Let:

• \(M\) = event that a person is male, \(P(M) = 0.54\)

• \(F\) = event that a person is female, \(P(F) = 0.46\)

• \(C\) = event that a person is colour-blind

We know:

• \(P(C|M) = 0.05\)

• \(P(C|F) = 0.02\)

We need to find \(P(M|C)\), the probability that a person is male given that they are colour-blind.

Using Bayes' theorem:

\(P(M|C) = \frac{P(C|M) \cdot P(M)}{P(C)}\)

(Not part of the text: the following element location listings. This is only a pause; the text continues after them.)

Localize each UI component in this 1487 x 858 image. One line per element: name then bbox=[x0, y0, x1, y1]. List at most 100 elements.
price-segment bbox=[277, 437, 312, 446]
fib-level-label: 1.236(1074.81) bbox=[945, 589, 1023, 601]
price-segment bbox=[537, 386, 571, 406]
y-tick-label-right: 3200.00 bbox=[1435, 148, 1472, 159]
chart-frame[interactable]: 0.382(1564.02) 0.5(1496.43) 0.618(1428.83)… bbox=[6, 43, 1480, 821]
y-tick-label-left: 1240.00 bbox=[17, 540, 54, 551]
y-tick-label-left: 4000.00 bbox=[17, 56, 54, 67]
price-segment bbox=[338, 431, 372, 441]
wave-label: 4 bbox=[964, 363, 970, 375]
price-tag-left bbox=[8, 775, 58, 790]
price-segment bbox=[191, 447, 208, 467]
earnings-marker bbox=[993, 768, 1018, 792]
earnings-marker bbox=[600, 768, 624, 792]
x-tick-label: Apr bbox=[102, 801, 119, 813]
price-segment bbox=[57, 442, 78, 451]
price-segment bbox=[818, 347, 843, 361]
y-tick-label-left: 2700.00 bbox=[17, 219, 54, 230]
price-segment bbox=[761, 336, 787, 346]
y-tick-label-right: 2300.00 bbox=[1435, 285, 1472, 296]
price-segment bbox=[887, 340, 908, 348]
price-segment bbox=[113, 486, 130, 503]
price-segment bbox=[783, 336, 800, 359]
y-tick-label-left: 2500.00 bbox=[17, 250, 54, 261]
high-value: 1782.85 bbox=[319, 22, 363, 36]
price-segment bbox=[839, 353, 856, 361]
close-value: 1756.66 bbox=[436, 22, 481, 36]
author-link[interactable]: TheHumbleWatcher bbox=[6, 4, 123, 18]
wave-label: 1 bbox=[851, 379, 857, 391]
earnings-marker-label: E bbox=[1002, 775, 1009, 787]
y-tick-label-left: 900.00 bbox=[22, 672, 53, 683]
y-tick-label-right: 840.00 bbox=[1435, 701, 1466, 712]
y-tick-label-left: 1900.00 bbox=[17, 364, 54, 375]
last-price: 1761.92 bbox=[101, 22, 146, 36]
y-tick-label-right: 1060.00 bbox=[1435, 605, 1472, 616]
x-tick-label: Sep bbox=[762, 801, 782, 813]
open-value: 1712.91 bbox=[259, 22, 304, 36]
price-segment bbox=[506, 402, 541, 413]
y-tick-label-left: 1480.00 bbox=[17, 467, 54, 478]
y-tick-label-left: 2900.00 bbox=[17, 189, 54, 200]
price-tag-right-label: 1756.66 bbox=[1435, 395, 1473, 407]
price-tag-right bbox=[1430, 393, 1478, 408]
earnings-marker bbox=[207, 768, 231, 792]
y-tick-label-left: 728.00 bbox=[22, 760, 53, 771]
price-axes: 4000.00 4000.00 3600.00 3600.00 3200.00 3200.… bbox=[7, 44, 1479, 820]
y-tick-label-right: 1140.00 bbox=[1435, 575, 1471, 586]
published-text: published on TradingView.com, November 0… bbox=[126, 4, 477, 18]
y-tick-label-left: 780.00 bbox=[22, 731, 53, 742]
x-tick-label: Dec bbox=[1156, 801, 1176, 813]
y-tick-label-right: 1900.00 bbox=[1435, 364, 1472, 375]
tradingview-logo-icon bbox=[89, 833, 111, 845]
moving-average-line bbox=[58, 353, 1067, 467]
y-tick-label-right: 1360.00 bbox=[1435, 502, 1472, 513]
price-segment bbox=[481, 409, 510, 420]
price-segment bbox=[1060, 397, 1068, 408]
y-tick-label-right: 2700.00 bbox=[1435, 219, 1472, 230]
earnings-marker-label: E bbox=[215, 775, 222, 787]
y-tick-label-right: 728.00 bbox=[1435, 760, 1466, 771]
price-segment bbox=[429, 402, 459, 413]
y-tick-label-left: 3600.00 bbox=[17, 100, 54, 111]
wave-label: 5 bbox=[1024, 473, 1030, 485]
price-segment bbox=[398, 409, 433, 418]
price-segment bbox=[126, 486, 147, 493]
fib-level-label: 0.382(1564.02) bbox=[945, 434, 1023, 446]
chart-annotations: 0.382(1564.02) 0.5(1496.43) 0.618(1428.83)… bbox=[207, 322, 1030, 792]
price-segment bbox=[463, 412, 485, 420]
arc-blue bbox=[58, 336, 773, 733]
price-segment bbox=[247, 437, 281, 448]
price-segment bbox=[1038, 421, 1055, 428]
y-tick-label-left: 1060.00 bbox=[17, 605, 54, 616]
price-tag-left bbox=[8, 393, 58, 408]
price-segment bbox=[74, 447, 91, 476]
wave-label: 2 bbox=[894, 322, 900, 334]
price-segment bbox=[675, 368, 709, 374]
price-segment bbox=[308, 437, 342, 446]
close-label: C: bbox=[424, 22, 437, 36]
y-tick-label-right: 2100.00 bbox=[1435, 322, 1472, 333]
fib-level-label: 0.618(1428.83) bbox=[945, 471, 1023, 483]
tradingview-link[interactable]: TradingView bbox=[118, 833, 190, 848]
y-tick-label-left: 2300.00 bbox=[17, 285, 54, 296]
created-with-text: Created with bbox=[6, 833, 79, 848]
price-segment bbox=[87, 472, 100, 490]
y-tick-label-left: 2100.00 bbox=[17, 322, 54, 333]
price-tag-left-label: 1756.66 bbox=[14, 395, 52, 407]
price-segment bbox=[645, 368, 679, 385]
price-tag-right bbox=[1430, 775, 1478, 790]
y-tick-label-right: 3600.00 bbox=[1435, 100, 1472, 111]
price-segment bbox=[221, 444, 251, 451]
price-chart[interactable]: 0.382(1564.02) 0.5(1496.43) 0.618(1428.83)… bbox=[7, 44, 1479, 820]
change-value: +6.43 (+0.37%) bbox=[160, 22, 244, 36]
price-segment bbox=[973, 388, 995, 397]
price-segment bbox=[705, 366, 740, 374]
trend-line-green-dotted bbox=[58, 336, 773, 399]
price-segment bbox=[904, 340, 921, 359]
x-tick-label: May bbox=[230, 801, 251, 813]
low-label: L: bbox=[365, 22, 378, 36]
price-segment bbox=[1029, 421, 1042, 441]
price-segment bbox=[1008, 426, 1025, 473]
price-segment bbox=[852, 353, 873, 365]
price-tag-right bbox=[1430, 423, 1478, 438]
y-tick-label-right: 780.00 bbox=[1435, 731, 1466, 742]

First, calculate \(P(C)\):

\(P(C) = P(C \cap M) + P(C \cap F)\)

\(P(C \cap M) = P(C|M) \cdot P(M) = 0.05 \times 0.54 = 0.027\)

\(P(C \cap F) = P(C|F) \cdot P(F) = 0.02 \times 0.46 = 0.0092\)

\(P(C) = 0.027 + 0.0092 = 0.0362\)

Now, substitute back into Bayes' theorem:

\(P(M|C) = \frac{0.027}{0.0362} \approx 0.746\)

Thus, the probability that the person is male given that they are colour-blind is approximately 0.746, or \(\frac{135}{181}\).